Cartolarizzazione dei crediti: due questioni operative
di Fabio Fiorucci, Avvocato Scarica in PDFIn base al combinato disposto degli artt. 4, comma 1, L n. 130/1999 e 58, comma 3, TUB, è stato esteso anche ai cessionari di crediti acquisiti nelle operazioni di cartolarizzazione (L. n. 130/1999) l’utilizzo dell’art. 50 TUB, allo scopo di dotarli di strumenti rapidi ed efficaci che consentano di contenere gli immobilizzi e le perdite su crediti.
Dunque, la natura bancaria o meno del soggetto cessionario del credito non rileva ai fini dell’applicabilità dell’art. 50 TUB, trattandosi di una prerogativa che è stata attribuita ai cessionari dei crediti acquistati nelle operazioni di cartolarizzazione (e ai loro mandatari) direttamente dalla legge:
– la natura speciale dell’art. 50 TUB non rappresenta in alcun modo un elemento ostativo all’esperimento dell’azione monitoria da parte di soggetti non aventi natura bancaria nell’ipotesi in cui questi si siano resi cessionari del credito derivanti da rapporti bancari in virtù di operazioni di cartolarizzazione disciplinate dall’art. 4, comma 1, legge n. 130 del 1999, ovvero siano mandatari di tali cessionari. In particolare, nessun elemento ostativo si pone nel caso in cui la legittimazione ad agire del soggetto non bancario trovi la propria fonte nel mandato con rappresentanza conferitogli dalla stessa banca e sulla base di una certificazione ex art. 50 TUB emessa dall’istituto di credito presso cui era stato aperto il conto corrente (Cass. n. 20626/2021; v. anche Cass. n. 31577/2019);
– la prova agevolata del credito bancario, prevista dal citato art. 50 del TUB, deve ritenersi utilizzabile anche da parte della società resasi cessionaria di tale credito nell’ambito di un’operazione di cartolarizzazione, sempre che l’estratto conto certificato sia stato rilasciato dalla banca cedente (Trib. Ravenna 8.3.2021).

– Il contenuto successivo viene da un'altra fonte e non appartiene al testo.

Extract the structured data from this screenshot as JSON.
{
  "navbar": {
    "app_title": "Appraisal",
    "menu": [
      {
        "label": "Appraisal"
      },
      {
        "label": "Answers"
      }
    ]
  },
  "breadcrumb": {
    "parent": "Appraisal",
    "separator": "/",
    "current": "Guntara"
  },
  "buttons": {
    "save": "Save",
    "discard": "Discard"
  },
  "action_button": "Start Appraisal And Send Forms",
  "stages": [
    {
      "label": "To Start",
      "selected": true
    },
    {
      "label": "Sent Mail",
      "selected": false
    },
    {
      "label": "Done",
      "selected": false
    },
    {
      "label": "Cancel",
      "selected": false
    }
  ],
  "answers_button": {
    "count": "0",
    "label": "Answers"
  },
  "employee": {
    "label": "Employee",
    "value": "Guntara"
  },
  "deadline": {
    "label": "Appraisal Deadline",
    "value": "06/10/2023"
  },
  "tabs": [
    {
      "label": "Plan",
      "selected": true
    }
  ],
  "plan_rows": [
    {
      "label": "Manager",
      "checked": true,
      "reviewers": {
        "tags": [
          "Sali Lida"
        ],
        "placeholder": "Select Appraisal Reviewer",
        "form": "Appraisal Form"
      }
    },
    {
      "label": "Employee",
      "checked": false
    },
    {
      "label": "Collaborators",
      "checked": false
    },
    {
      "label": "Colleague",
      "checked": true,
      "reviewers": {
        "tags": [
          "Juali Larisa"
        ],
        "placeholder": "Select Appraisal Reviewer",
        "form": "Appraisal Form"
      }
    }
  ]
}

A norma dell’art. 3, comma 2, L. n. 130/1999, «i crediti relativi a ciascuna operazione per tali intendendosi sia i crediti vantati nei confronti del debitore o dei debitori ceduti, sia ogni altro credito maturato dalla società di cui al comma 1 nel contesto dell’operazione, i relativi incassi e le attività finanziarie acquistate con i medesimi costituiscono patrimonio separato a tutti gli effetti da quello della società e da quello relativo alle altre operazioni. Su ciascun patrimonio non sono ammesse azioni da parte di creditori diversi dai portatori dei titoli emessi per finanziare l’acquisto dei crediti stessi».
Su tali presupposti, è stata disposta la sospensione della provvisoria esecutività del decreto ingiuntivo per il rischio paventato dall’ingiunto di non poter più, all’occorrenza, recuperare quanto eventualmente versato alla società di cartolarizzazione (SPV), munita (come di regola) di un modesto capitale sociale:
– la SPV ha un capitale sociale di soli € 10.000,00 e risulta, dai suoi stessi bilanci, finanziariamente inconsistente, priva di strutture e di dipendenti, sicché deve necessariamente ritenersi fondato il dedotto pericolo che l’esecuzione forzata del decreto ingiuntivo opposto possa danneggiare in modo grave gli opponenti, senza garanzia di rimborso/risarcimento in caso di accoglimento dell’opposizione (Trib. Fermo 9.6.2020; v. anche Trib. Perugia 4.12.2018).
La tesi della maggiore solvibilità della banca cedente rispetto alla SPV è rigettata dal Collegio di coordinamento dell’ABF n. 6816/2018, secondo cui a) la circostanza che la società cessionaria non sia solvibile per definizione è da dimostrare; b) il legislatore avrebbe potuto soddisfare questa esigenza mantenendo espressamente in capo al cedente, in ipotesi di cartolarizzazione, ogni responsabilità relativa alla esecuzione del rapporto oggetto di cessione.